Major Programs & Milestones

The 12th International Symposium in Lausanne was a great success, as you read in previous issue of the newsletter as well as on all our other media.

Our monthly donor programme, Partners in Progress will be launched soon – see the dedicated article in this issue.

The international patient registry project is currently spearheaded by Dr Dave Asinger, member of the Board of NA Advocacy USA and more updates will follow in due course.

Our new website is in the making and we’re working hard to share all the valuable information we accumulated over almost three decades in the most accessible ways to all our audiences.

Educational webinars and events are something we’re looking into developing soon.

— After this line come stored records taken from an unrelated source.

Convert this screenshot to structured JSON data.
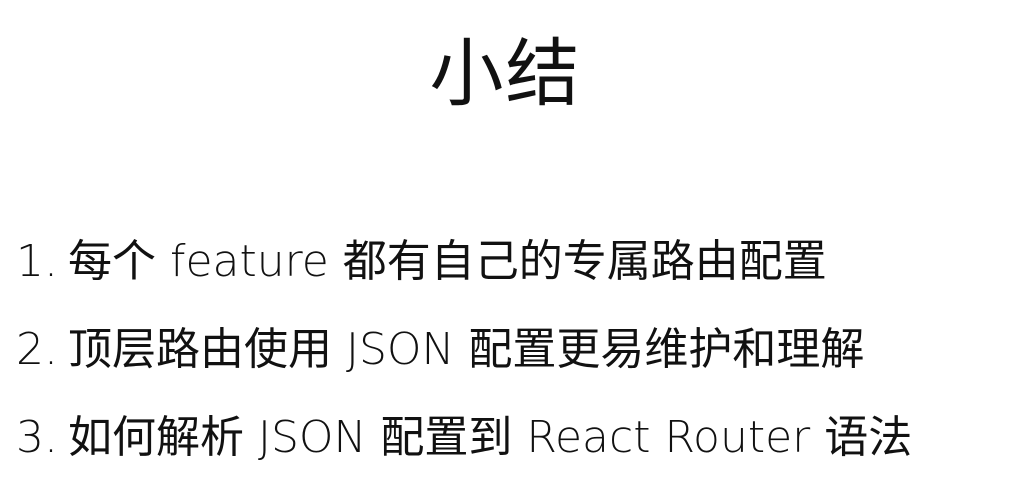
{
  "slide": {
    "title": "小结",
    "points": [
      {
        "number": "1.",
        "text": "每个 feature 都有自己的专属路由配置"
      },
      {
        "number": "2.",
        "text": "顶层路由使用 JSON 配置更易维护和理解"
      },
      {
        "number": "3.",
        "text": "如何解析 JSON 配置到 React Router 语法"
      }
    ]
  }
}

On the research front, we have a new Research Advisory Committee who support and guide our research direction with an impressive breadth of experience – read more about it in the dedicated article in this issue.

Financially, we continue to manage costs carefully, prioritising programme delivery while maintaining the governance and systems that keep us compliant and effective.

We are always looking to expand our community and we welcome any volunteer support you may be able to share with us.

Your engagement through NA News, social media, and the VPS13 Forums continues to be vital to us, so please follow and share to your networks, it helps us raise the awareness of our conditions. Collectively, we can improve the lives of people affected by the ultra-rare NA syndromes.

We also continue our collaboration with rare diseases umbrella organisations, networking and making sure our voices are heard where it matters.

Looking Ahead

Not everything has gone exactly to plan, some steps had to be taken slower than originally anticipated. But we remain committed to the vision that drives this strategy: a world where NA syndromes are correctly diagnosed, well understood, effectively treated, and ultimately cured.

As we move into the second half of Year One we’ll continue to work hard and we're grateful for your continued support and partnership in this journey!